Diverse Businesses Thrive Through SCE’s EDGE Mentorship Program

Collaboration and development are key to the utility’s core mission for taking diverse firms to the next level.

Jeff Gutierrez, owner and president of DeWalt Corporation in Bakersfield, is a civil engineer and licensed land surveyor and readily admits his business skills needed some fine tuning.

So after completing Southern California Edison’s Supplier Diversity and Development EDGE mentorship program, he made changes to ensure his business would continue to grow and thrive. 

“I’m not a businessman and I don’t have those skills,” said Gutierrez. But now “I’ve added some services and developed a plan for expanding the company that definitely came out of the Edison mentorship program — we’re definitely benefiting.”

His corporation is one of many small and diverse firms comprised of women, minority, disabled veterans and LGBT businesses that SCE procures goods and services from. For many of them, doing business with SCE has provided opportunities to strengthen their capabilities to grow and deliver economic value to the utility, its customers and to the communities it serves.

Last year, SCE generated $1.8 billion in total diverse supplier spending for its goods and services and expanded its diverse supply base with the addition of roughly 100 new firms.

“Small and diverse firms play a vital role with the development of innovative and sustainable business solutions."

Doug Bauder, SCE Vice President of Operational Services 


Pedro Pizarro, president of Edison International, parent company of SCE, and Doug Bauder, vice president of Operational Services for SCE, both support the company’s Supplier Diversity and Development Program.

“Small and diverse firms play a vital role with the development of innovative and sustainable business solutions,” said Bauder. “We are evolving partnerships and strategies to further advance our commitment to diverse business enterprises and lead the transformation of the electric sector.”

Eric Fisher, principal manager for SCE’s Supplier Diversity and Development Program, credits SCE’s supplier diversity procurement success to its flagship program, Entrepreneurial Development, Growth and Education, known as EDGE. Participants in the rigorous, 18-month mentorship program are taught everything from cash flow management to relationship building, branding strategies and how to right-size their organization.

“Our development program is really starting to do what it’s supposed to do, which is identify diverse suppliers, or suppliers identify themselves, as needing assistance to become better business owners, strong business advocates and drive economic opportunity,” said Fisher. “We’re taking more firms that are doing business with us today and putting them in positions to be able to participate and bid and be competitive from a prime perspective.”

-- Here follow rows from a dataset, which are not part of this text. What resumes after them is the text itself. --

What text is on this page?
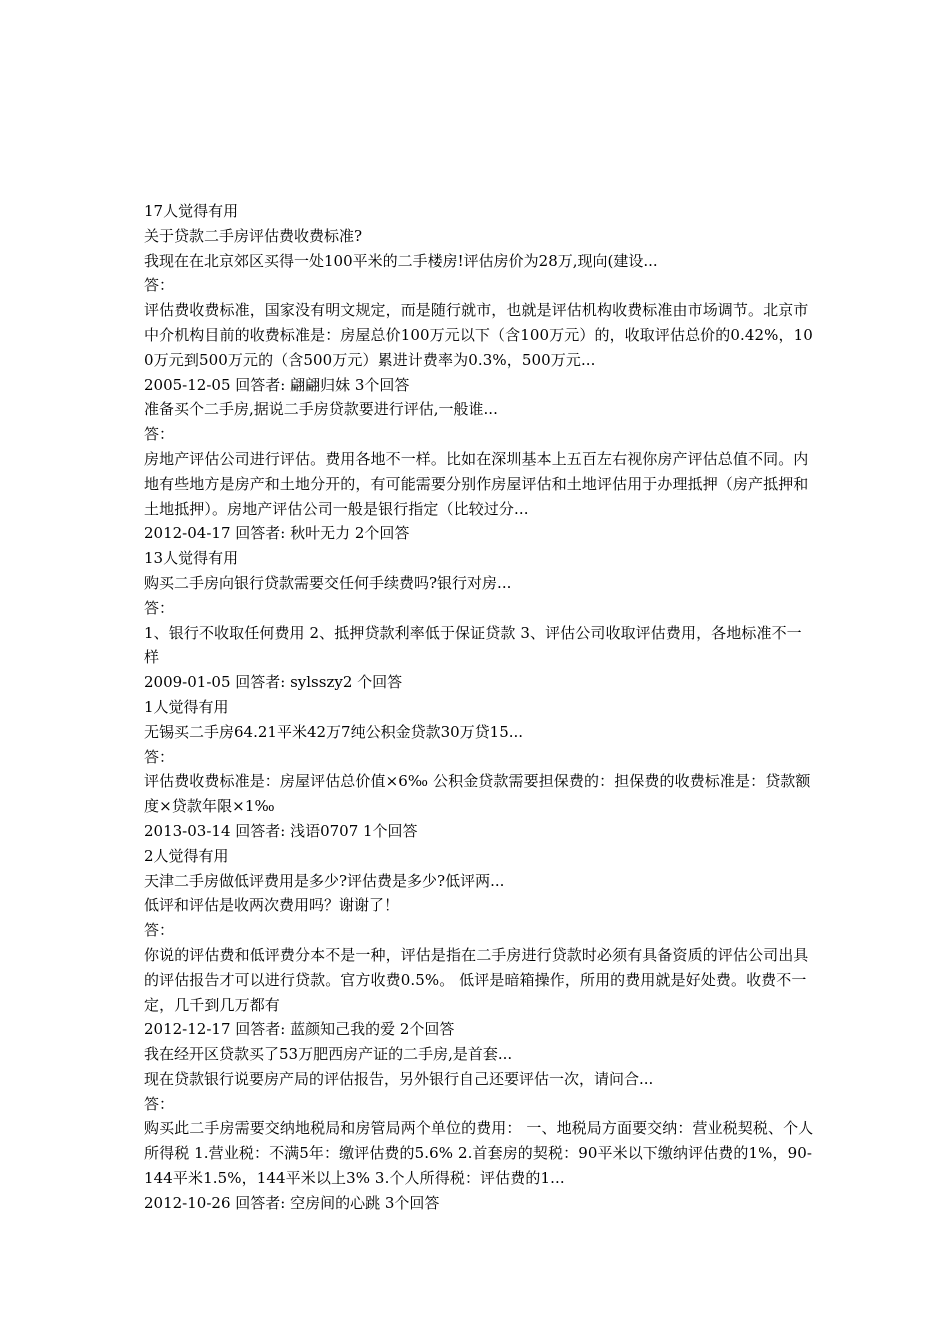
17人觉得有用
关于贷款二手房评估费收费标准?
我现在在北京郊区买得一处100平米的二手楼房!评估房价为28万,现向(建设...
答：
评估费收费标准，国家没有明文规定，而是随行就市，也就是评估机构收费标准由市场调节。北京市中介机构目前的收费标准是：房屋总价100万元以下（含100万元）的，收取评估总价的0.42%，100万元到500万元的（含500万元）累进计费率为0.3%，500万元...
2005-12-05 回答者: 翩翩归妹 3个回答
准备买个二手房,据说二手房贷款要进行评估,一般谁...
答：
房地产评估公司进行评估。费用各地不一样。比如在深圳基本上五百左右视你房产评估总值不同。内地有些地方是房产和土地分开的，有可能需要分别作房屋评估和土地评估用于办理抵押（房产抵押和土地抵押）。房地产评估公司一般是银行指定（比较过分...
2012-04-17 回答者: 秋叶无力 2个回答
13人觉得有用
购买二手房向银行贷款需要交任何手续费吗?银行对房...
答：
1、银行不收取任何费用 2、抵押贷款利率低于保证贷款 3、评估公司收取评估费用，各地标准不一样
2009-01-05 回答者: sylsszy2 个回答
1人觉得有用
无锡买二手房64.21平米42万7纯公积金贷款30万贷15...
答：
评估费收费标准是：房屋评估总价值×6‰ 公积金贷款需要担保费的：担保费的收费标准是：贷款额度×贷款年限×1‰
2013-03-14 回答者: 浅语0707 1个回答
2人觉得有用
天津二手房做低评费用是多少?评估费是多少?低评两...
低评和评估是收两次费用吗？谢谢了！
答：
你说的评估费和低评费分本不是一种，评估是指在二手房进行贷款时必须有具备资质的评估公司出具的评估报告才可以进行贷款。官方收费0.5%。 低评是暗箱操作，所用的费用就是好处费。收费不一定，几千到几万都有
2012-12-17 回答者: 蓝颜知己我的爱 2个回答
我在经开区贷款买了53万肥西房产证的二手房,是首套...
现在贷款银行说要房产局的评估报告，另外银行自己还要评估一次，请问合...
答：
购买此二手房需要交纳地税局和房管局两个单位的费用： 一、地税局方面要交纳：营业税契税、个人所得税 1.营业税：不满5年：缴评估费的5.6% 2.首套房的契税：90平米以下缴纳评估费的1%，90-144平米1.5%，144平米以上3% 3.个人所得税：评估费的1...
2012-10-26 回答者: 空房间的心跳 3个回答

Firms selected for the program also are supported with mentors from SCE’s business organizations and its supply chain and diversity team. They also receive individual business coaches and they are presented with targeted and strategic networking opportunities.

“It means we have to find these diamonds in the rough as I see them,” said Fisher.

SCE Supplier Diversity and Development offers over 60 free workshops which are attended by hundreds of businesses each year. Topics range from branding strategies, effective negotiations to contract readiness and contract preparation. 

“It’s becoming more competitive,” he said. “Our supplier diversity team has to be able to find suppliers that can compete not just in the traditional method of the end product. Now they must be able to do the work safely, reliably and affordably and sustain this level of work potentially for the long term.”